B cells carry out immunosurveillance throughout the body and can reside at barrier sites including the airways where they protect against infectious pathogens by producing antibodies. The airways are frequently exposed to respiratory pathogens and allergens, but in individuals with chronic airway inflammation, dysregulated B cell responses can exacerbate inflammation and result in reduced pathogen clearance and persistent infection. There is a gap in our knowledge of whether chronic airway inflammation is a cause or a consequence of respiratory infection. Effector immune responses against respiratory pathogens can differ according to antibody subclasses; however, the phenotype of respiratory antigen-specific memory B cell subsets have not yet been defined. Furthermore, the consequence of chronic inflammation on the phenotype and function of tissue-resident memory B cells is unknown. 

We have generated a panel of immunodominant antigens from common respiratory pathogens and validated the detection of antigen-specific B cells in tonsil and peripheral blood cells by flow cytometry.
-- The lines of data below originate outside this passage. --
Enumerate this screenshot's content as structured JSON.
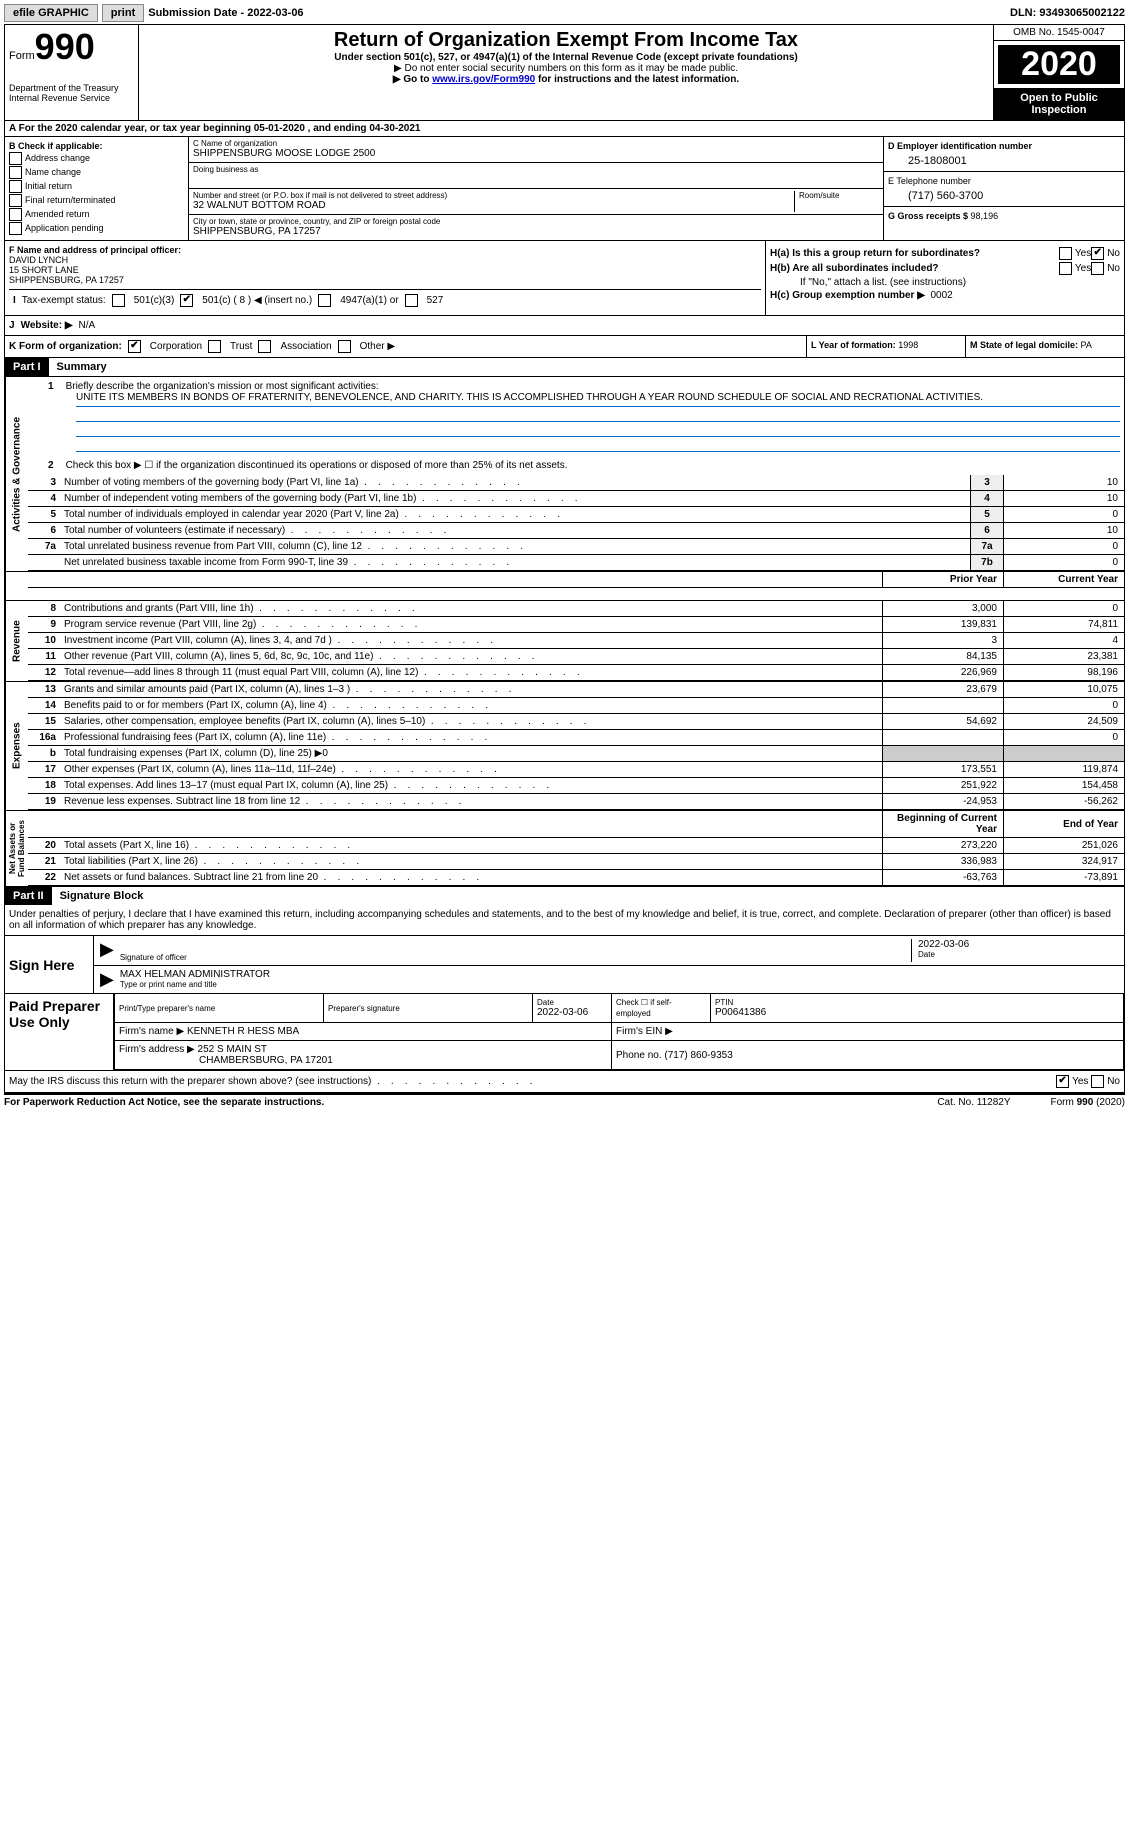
{
  "topbar": {
    "efile": "efile GRAPHIC",
    "print": "print",
    "sub_label": "Submission Date - ",
    "sub_date": "2022-03-06",
    "dln_label": "DLN: ",
    "dln": "93493065002122"
  },
  "header": {
    "form_word": "Form",
    "form_num": "990",
    "dept1": "Department of the Treasury",
    "dept2": "Internal Revenue Service",
    "title": "Return of Organization Exempt From Income Tax",
    "subtitle": "Under section 501(c), 527, or 4947(a)(1) of the Internal Revenue Code (except private foundations)",
    "note1_prefix": "▶ Do not enter social security numbers on this form as it may be made public.",
    "note2_prefix": "▶ Go to ",
    "note2_link": "www.irs.gov/Form990",
    "note2_suffix": " for instructions and the latest information.",
    "omb": "OMB No. 1545-0047",
    "year": "2020",
    "open1": "Open to Public",
    "open2": "Inspection"
  },
  "line_a": "A For the 2020 calendar year, or tax year beginning 05-01-2020   , and ending 04-30-2021",
  "box_b": {
    "head": "B Check if applicable:",
    "addr": "Address change",
    "name": "Name change",
    "init": "Initial return",
    "final": "Final return/terminated",
    "amend": "Amended return",
    "app": "Application pending"
  },
  "box_c": {
    "name_label": "C Name of organization",
    "name": "SHIPPENSBURG MOOSE LODGE 2500",
    "dba_label": "Doing business as",
    "dba": "",
    "addr_label": "Number and street (or P.O. box if mail is not delivered to street address)",
    "addr": "32 WALNUT BOTTOM ROAD",
    "room_label": "Room/suite",
    "room": "",
    "city_label": "City or town, state or province, country, and ZIP or foreign postal code",
    "city": "SHIPPENSBURG, PA  17257"
  },
  "box_d": {
    "label": "D Employer identification number",
    "val": "25-1808001"
  },
  "box_e": {
    "label": "E Telephone number",
    "val": "(717) 560-3700"
  },
  "box_g": {
    "label": "G Gross receipts $ ",
    "val": "98,196"
  },
  "box_f": {
    "label": "F  Name and address of principal officer:",
    "name": "DAVID LYNCH",
    "addr1": "15 SHORT LANE",
    "addr2": "SHIPPENSBURG, PA  17257"
  },
  "box_h": {
    "a": "H(a)  Is this a group return for subordinates?",
    "b": "H(b)  Are all subordinates included?",
    "b_note": "If \"No,\" attach a list. (see instructions)",
    "c": "H(c)  Group exemption number ▶",
    "c_val": "0002",
    "yes": "Yes",
    "no": "No"
  },
  "row_i": {
    "label": "Tax-exempt status:",
    "c3": "501(c)(3)",
    "c": "501(c) ( ",
    "c_num": "8",
    "c_suf": " ) ◀ (insert no.)",
    "a1": "4947(a)(1) or",
    "s527": "527"
  },
  "row_j": {
    "label": "Website: ▶",
    "val": "N/A"
  },
  "row_k": {
    "label": "K Form of organization:",
    "corp": "Corporation",
    "trust": "Trust",
    "assoc": "Association",
    "other": "Other ▶"
  },
  "row_l": {
    "label": "L Year of formation: ",
    "val": "1998"
  },
  "row_m": {
    "label": "M State of legal domicile: ",
    "val": "PA"
  },
  "part1": {
    "hdr": "Part I",
    "title": "Summary",
    "q1": "Briefly describe the organization's mission or most significant activities:",
    "mission": "UNITE ITS MEMBERS IN BONDS OF FRATERNITY, BENEVOLENCE, AND CHARITY. THIS IS ACCOMPLISHED THROUGH A YEAR ROUND SCHEDULE OF SOCIAL AND RECRATIONAL ACTIVITIES.",
    "q2": "Check this box ▶ ☐  if the organization discontinued its operations or disposed of more than 25% of its net assets.",
    "side_ag": "Activities & Governance",
    "side_rev": "Revenue",
    "side_exp": "Expenses",
    "side_na": "Net Assets or\nFund Balances",
    "hdr_prior": "Prior Year",
    "hdr_curr": "Current Year",
    "hdr_boy": "Beginning of Current Year",
    "hdr_eoy": "End of Year",
    "lines": {
      "l3": {
        "n": "3",
        "t": "Number of voting members of the governing body (Part VI, line 1a)",
        "b": "3",
        "v": "10"
      },
      "l4": {
        "n": "4",
        "t": "Number of independent voting members of the governing body (Part VI, line 1b)",
        "b": "4",
        "v": "10"
      },
      "l5": {
        "n": "5",
        "t": "Total number of individuals employed in calendar year 2020 (Part V, line 2a)",
        "b": "5",
        "v": "0"
      },
      "l6": {
        "n": "6",
        "t": "Total number of volunteers (estimate if necessary)",
        "b": "6",
        "v": "10"
      },
      "l7a": {
        "n": "7a",
        "t": "Total unrelated business revenue from Part VIII, column (C), line 12",
        "b": "7a",
        "v": "0"
      },
      "l7b": {
        "n": "",
        "t": "Net unrelated business taxable income from Form 990-T, line 39",
        "b": "7b",
        "v": "0"
      }
    },
    "fin": {
      "l8": {
        "n": "8",
        "t": "Contributions and grants (Part VIII, line 1h)",
        "p": "3,000",
        "c": "0"
      },
      "l9": {
        "n": "9",
        "t": "Program service revenue (Part VIII, line 2g)",
        "p": "139,831",
        "c": "74,811"
      },
      "l10": {
        "n": "10",
        "t": "Investment income (Part VIII, column (A), lines 3, 4, and 7d )",
        "p": "3",
        "c": "4"
      },
      "l11": {
        "n": "11",
        "t": "Other revenue (Part VIII, column (A), lines 5, 6d, 8c, 9c, 10c, and 11e)",
        "p": "84,135",
        "c": "23,381"
      },
      "l12": {
        "n": "12",
        "t": "Total revenue—add lines 8 through 11 (must equal Part VIII, column (A), line 12)",
        "p": "226,969",
        "c": "98,196"
      },
      "l13": {
        "n": "13",
        "t": "Grants and similar amounts paid (Part IX, column (A), lines 1–3 )",
        "p": "23,679",
        "c": "10,075"
      },
      "l14": {
        "n": "14",
        "t": "Benefits paid to or for members (Part IX, column (A), line 4)",
        "p": "",
        "c": "0"
      },
      "l15": {
        "n": "15",
        "t": "Salaries, other compensation, employee benefits (Part IX, column (A), lines 5–10)",
        "p": "54,692",
        "c": "24,509"
      },
      "l16a": {
        "n": "16a",
        "t": "Professional fundraising fees (Part IX, column (A), line 11e)",
        "p": "",
        "c": "0"
      },
      "l16b": {
        "n": "b",
        "t": "Total fundraising expenses (Part IX, column (D), line 25) ▶0"
      },
      "l17": {
        "n": "17",
        "t": "Other expenses (Part IX, column (A), lines 11a–11d, 11f–24e)",
        "p": "173,551",
        "c": "119,874"
      },
      "l18": {
        "n": "18",
        "t": "Total expenses. Add lines 13–17 (must equal Part IX, column (A), line 25)",
        "p": "251,922",
        "c": "154,458"
      },
      "l19": {
        "n": "19",
        "t": "Revenue less expenses. Subtract line 18 from line 12",
        "p": "-24,953",
        "c": "-56,262"
      },
      "l20": {
        "n": "20",
        "t": "Total assets (Part X, line 16)",
        "p": "273,220",
        "c": "251,026"
      },
      "l21": {
        "n": "21",
        "t": "Total liabilities (Part X, line 26)",
        "p": "336,983",
        "c": "324,917"
      },
      "l22": {
        "n": "22",
        "t": "Net assets or fund balances. Subtract line 21 from line 20",
        "p": "-63,763",
        "c": "-73,891"
      }
    }
  },
  "part2": {
    "hdr": "Part II",
    "title": "Signature Block",
    "penalty": "Under penalties of perjury, I declare that I have examined this return, including accompanying schedules and statements, and to the best of my knowledge and belief, it is true, correct, and complete. Declaration of preparer (other than officer) is based on all information of which preparer has any knowledge.",
    "sign_here": "Sign Here",
    "sig_officer": "Signature of officer",
    "sig_date": "2022-03-06",
    "date_lbl": "Date",
    "officer": "MAX HELMAN  ADMINISTRATOR",
    "officer_sub": "Type or print name and title",
    "paid": "Paid Preparer Use Only",
    "prep_name_lbl": "Print/Type preparer's name",
    "prep_name": "",
    "prep_sig_lbl": "Preparer's signature",
    "prep_date_lbl": "Date",
    "prep_date": "2022-03-06",
    "self_emp": "Check ☐  if self-employed",
    "ptin_lbl": "PTIN",
    "ptin": "P00641386",
    "firm_name_lbl": "Firm's name    ▶ ",
    "firm_name": "KENNETH R HESS MBA",
    "firm_ein_lbl": "Firm's EIN ▶",
    "firm_addr_lbl": "Firm's address ▶ ",
    "firm_addr1": "252 S MAIN ST",
    "firm_addr2": "CHAMBERSBURG, PA  17201",
    "firm_phone_lbl": "Phone no. ",
    "firm_phone": "(717) 860-9353"
  },
  "footer": {
    "discuss": "May the IRS discuss this return with the preparer shown above? (see instructions)",
    "yes": "Yes",
    "no": "No",
    "pra": "For Paperwork Reduction Act Notice, see the separate instructions.",
    "cat": "Cat. No. 11282Y",
    "form": "Form 990 (2020)"
  }
}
The validation experiments performed with our antigen panel allowed for optimisation of antigen concentrations to detect antigen-specific B cells (Figure 1). We are now extending this approach to characterise respiratory antigen-specific B cells in healthy nasal turbinate and nasal polyp tissue. The properties of tissue-resident memory B cell phenotypes will be compared between health (control turbinates) and chronic inflammation (nasal polyps). We hypothesise that chronic inflammation in the respiratory mucosa alters the phenotype of tissue-resident B cells and impairs local antibody responses to common respiratory pathogens. Therefore, we will compare the frequencies of B cell subsets, transcriptional signatures and their antibody subclass profiles.

This research will aid our understanding of chronic airway inflammation against respiratory pathogens and identify B cells that provide protective responses to guide vaccine design.